Tahap berikutnya yaitu mid mile. Pada tahapan ini, produk yang sudah jadi dikirimkan dari pabrik menuju jalur distribusi termasuk pergudangan. Di tahapan first mile dan mid mile, banyak kendaraan angkutan logistik yang menggunakan BBM jenis solar.

Tahap terakhir yakni last mile. Di sini, barang diantarkan langsung menuju ke konsumen. Di tahap ini, umumnya kendaraan logistik yang digunakan berbahan bakar pertalite.
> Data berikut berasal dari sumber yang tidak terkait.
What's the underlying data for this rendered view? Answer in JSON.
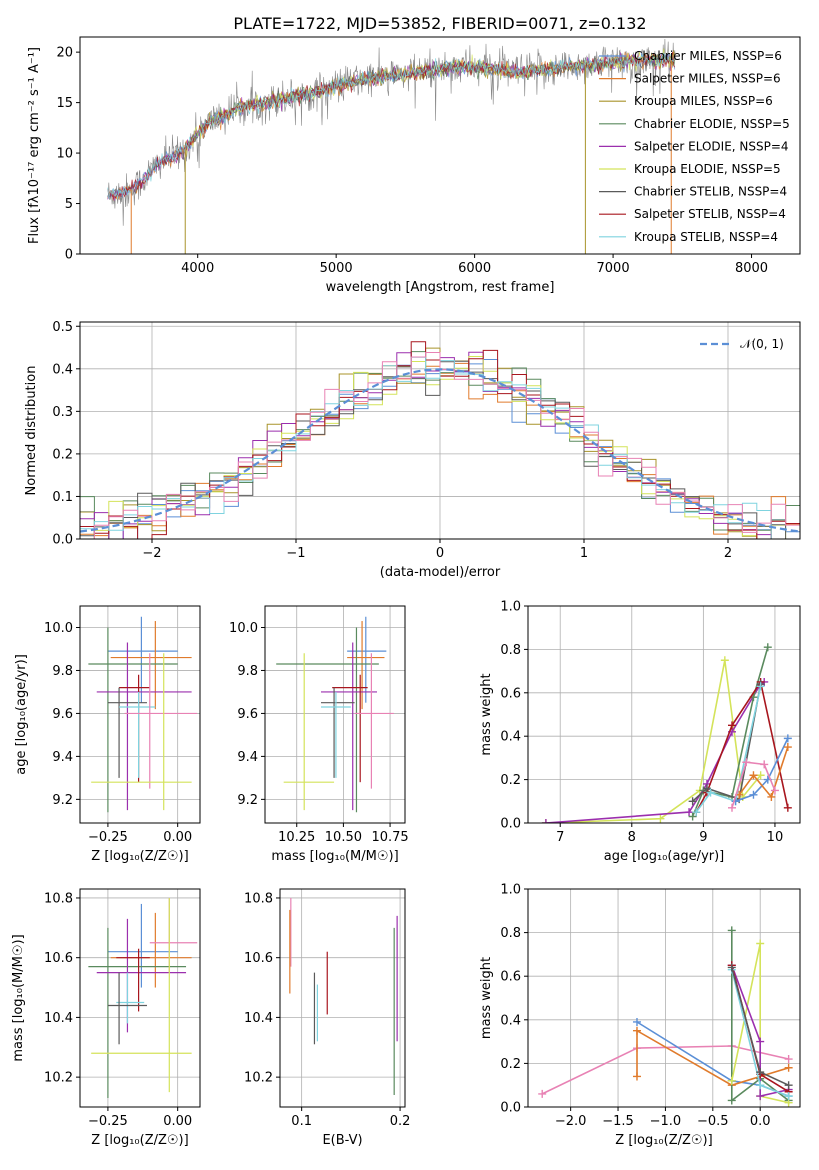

Namun, juga ada yang menggunakan solar.

Semakin jauh pengiriman, otomatis biaya BBM juga membengkak. Pada akhirnya, total biaya transportasi yang harus ditanggung perusahaan penyedia jasa logistik menjadi naik.

Masih melansir Kontan, Asosiasi Logistik Indonesia menyatakan bahwa para pelaku usaha jasa logistik hanya mampu mentoleransi kenaikan harga BBM sebanyak 10 persen. Di atas itu, biaya terkait ikut terkerek, yang ujung-ujungnya mempengaruhi total ongkos pengantaran barang.